Sql-server – Log and Data Drive Configuration in VM environment

sql servertransaction-log

Anyone have any good feeling on how to arrange the underlying disk configuration for a VM (Hyper-V) implementation of SQL Server vs installing straight up on the hardware?

For a native Install, best practices say to put the logs on separate spindles from the data spindes, but what about in a virtual environment? Whereas the VM has virtual disks, we could create separate log .vhd and data .vhd and put those on separate spindles as before, but why not just stripe all your available disks and put the log and data virtual drives on the same set? Hypothetically, the more spindles in the stripe the faster the response and more IOPS, so we could just put both files on the same set. The Host machine would be acting as sort of a SAN.

The server we have is moderately busy, no problem with IO performance (logs and data currently on separate spindles) or CPU or memory pressure. The goal is to have more flexibility in maintenance, being able to clone or move the VM elsewhere, and possibly put another VM on the box to better utilize the hardware.
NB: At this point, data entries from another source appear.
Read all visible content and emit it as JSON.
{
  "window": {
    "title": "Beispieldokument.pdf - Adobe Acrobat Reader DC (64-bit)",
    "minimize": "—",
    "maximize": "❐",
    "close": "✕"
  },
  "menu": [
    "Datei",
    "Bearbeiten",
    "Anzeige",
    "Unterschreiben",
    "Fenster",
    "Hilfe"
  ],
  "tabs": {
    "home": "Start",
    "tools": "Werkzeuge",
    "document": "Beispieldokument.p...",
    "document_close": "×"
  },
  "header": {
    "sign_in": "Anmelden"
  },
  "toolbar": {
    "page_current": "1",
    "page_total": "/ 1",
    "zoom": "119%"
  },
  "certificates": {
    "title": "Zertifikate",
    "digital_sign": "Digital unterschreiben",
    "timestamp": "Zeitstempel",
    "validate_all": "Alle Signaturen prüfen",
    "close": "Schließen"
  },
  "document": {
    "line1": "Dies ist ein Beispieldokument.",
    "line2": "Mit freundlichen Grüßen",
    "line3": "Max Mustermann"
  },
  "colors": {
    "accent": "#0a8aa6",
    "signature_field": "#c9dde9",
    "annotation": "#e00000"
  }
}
It seems that creating one large striped drive in the host machine would allow us the full use of all available drive space without much impact on performance. The alternative is losing out on about 1/3 drive space just to hold smallish log files.

Server config is Windows 2012 R2 OS, SQL Server 2016. 6 drives in RAID 10 for all of logs tempdb and data -OR- 2 drives in RAID 1 and 4 drives in RAID 10 for tempdb and data.

Much thanks!

Best Answer

It really depends on what's best for your situation as long as you follow some guidelines. We keep the disks for transaction logs separate because often RAID 6 doesn't give us the IOPS we want during peak usage, but many times it does. It depends on your peak IOPS requirements, future growth, and file management. Note that these best practices were created when 7200 and 10k RPM magnetic disks were still expensive.
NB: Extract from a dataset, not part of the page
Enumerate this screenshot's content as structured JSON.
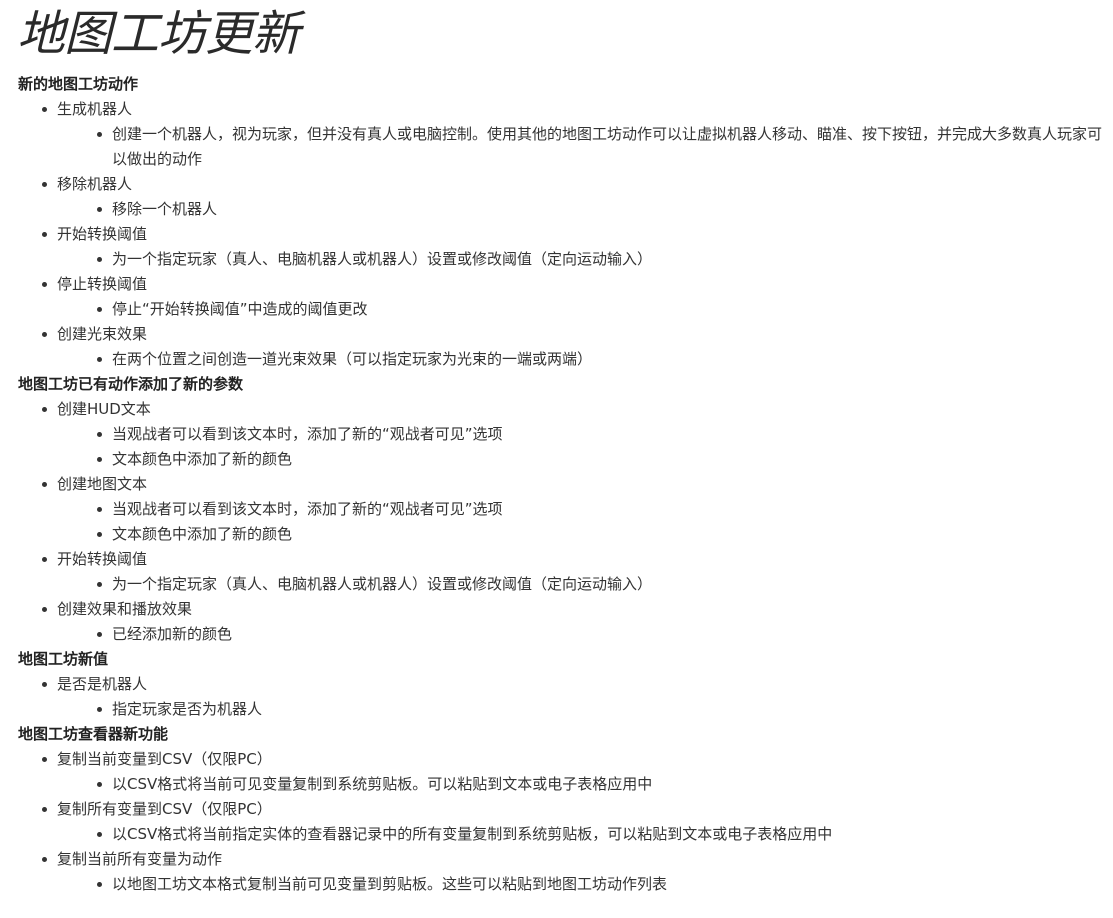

Isolation, Throughput, Management, and Tail Of Log Backups

One issue with putting it all on 1 big array is that different workloads will now affect your log files where before it wouldn't. If someone does a SELECT * on a huge table and it has to load it into memory, you're fighting for resources off the disk now. All of a sudden you have a different workload when you're trying to troubleshoot what happened.
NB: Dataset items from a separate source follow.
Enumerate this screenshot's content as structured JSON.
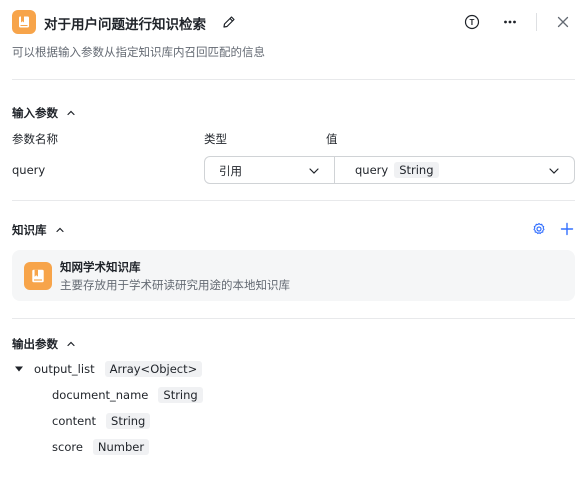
{
  "header": {
    "title": "对于用户问题进行知识检索",
    "description": "可以根据输入参数从指定知识库内召回匹配的信息",
    "t_icon": "T"
  },
  "input_section": {
    "title": "输入参数",
    "columns": {
      "name": "参数名称",
      "type": "类型",
      "value": "值"
    },
    "params": [
      {
        "name": "query",
        "type": "引用",
        "value": "query",
        "value_type": "String"
      }
    ]
  },
  "kb_section": {
    "title": "知识库",
    "items": [
      {
        "name": "知网学术知识库",
        "description": "主要存放用于学术研读研究用途的本地知识库"
      }
    ]
  },
  "output_section": {
    "title": "输出参数",
    "root": {
      "name": "output_list",
      "type": "Array<Object>"
    },
    "children": [
      {
        "name": "document_name",
        "type": "String"
      },
      {
        "name": "content",
        "type": "String"
      },
      {
        "name": "score",
        "type": "Number"
      }
    ]
  },
  "colors": {
    "accent": "#3370ff",
    "icon_orange": "#f7a44a",
    "muted_text": "#646a73"
  },
  "icons": [
    "book-icon",
    "edit-icon",
    "t-icon",
    "more-icon",
    "close-icon",
    "chevron-up-icon",
    "chevron-down-icon",
    "settings-icon",
    "plus-icon",
    "triangle-down-icon"
  ]
}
However, Perhaps you have really good SSDs and your peak writes won't really matter. Another item is you could configure write cache on different arrays so you could dedicate your entire cache to log files. Again, if you're on SSDs on your workload, or you don't have those caching options that might not matter. Another reason to have your own array was to short stroke the disks, that was very helpful for magnetic disks. Remember that data fragmentation could affect the log file too. Sure you could have VLFs (logical fragmentation) taken care of easily but what happens when the underlying disk decides to move data around or you get fragmentation due to how the files are growing? In many cases that won't cause a problem, and in some it will.

Also, note that if anything happens to that array, physical OR logical, you can kiss tail of the log backups goodbye. If your data loss requirements are OK with that then make sure to get that in writing.